Mr Brown said the collective pardon was to “recognise the disproportionate impact
felt by those miners as a result of taking part in the strike, to restore dignity to them and to help the mining communities heal old wounds”.
Criteria for pardoning include convictions for offences such as breach of the peace, breaches of bail conditions or obstruction that were allegedly committed on the picket lines or demonstrations in support of miners, as well as while travelling to or from those gatherings.
Giving evidence to Holyrood’s equalities committee, Mr Brown told MSPS pardons would not formally quash convictions or give people any further rights or entitlements and said: “I am clear that the bill should not cast any doubt on decisions made by the judiciary at the time or seek to place blame on any individual or group of individuals.”
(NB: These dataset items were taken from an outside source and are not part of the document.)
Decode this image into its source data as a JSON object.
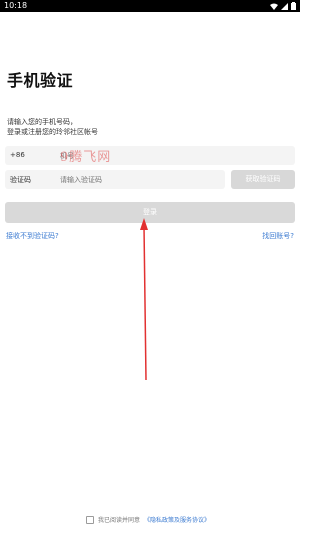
{
  "status_bar": {
    "time": "10:18"
  },
  "page": {
    "title": "手机验证",
    "subtitle_lines": [
      "请输入您的手机号码，",
      "登录或注册您的玲邻社区帐号"
    ]
  },
  "phone": {
    "prefix": "+86",
    "placeholder": "机号"
  },
  "code": {
    "label": "验证码",
    "placeholder": "请输入验证码",
    "get_code_button": "获取验证码"
  },
  "login_button": "登录",
  "links": {
    "no_code": "接收不到验证码?",
    "retrieve_account": "找回账号?"
  },
  "agreement": {
    "text": "我已阅读并同意",
    "policy_link": "《隐私政策及服务协议》"
  },
  "watermark_text": "9腾飞网",
  "colors": {
    "link": "#3c7bd1",
    "annotation_arrow": "#e23131",
    "button_disabled": "#d9d9d9"
  }
}
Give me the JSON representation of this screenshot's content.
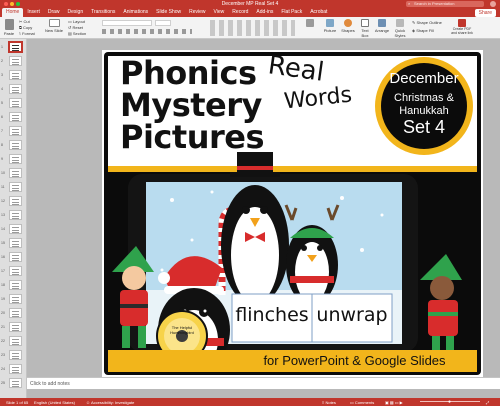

He added: “The conditions of the pardon recognise miners and police officers found themselves in extremely challenging situations where relationships came under unprecedented strain.
“Miners who took part in industrial action did so to protect their jobs, their way of life and the communities.
“Police officers were only exercising their duty to uphold the law and in circumstances and on a scale which had never encountered before.
“The pardon will apply both to living people and posthumously given the passage of time since the strike.”
Responding to SNP MSP Fulton Macgregor, who said he was “very much in favour of compensation” but now believed it should not be considered alongside the bill to pardon miners, Mr Brown argued there would have to be a “much more stringent process” than is proposed for pardoning people.
“It also runs the risk of the bill moving away from its intended symbolic effect, into the territory of questioning decisions by the judiciary at the time,” Mr Brown added.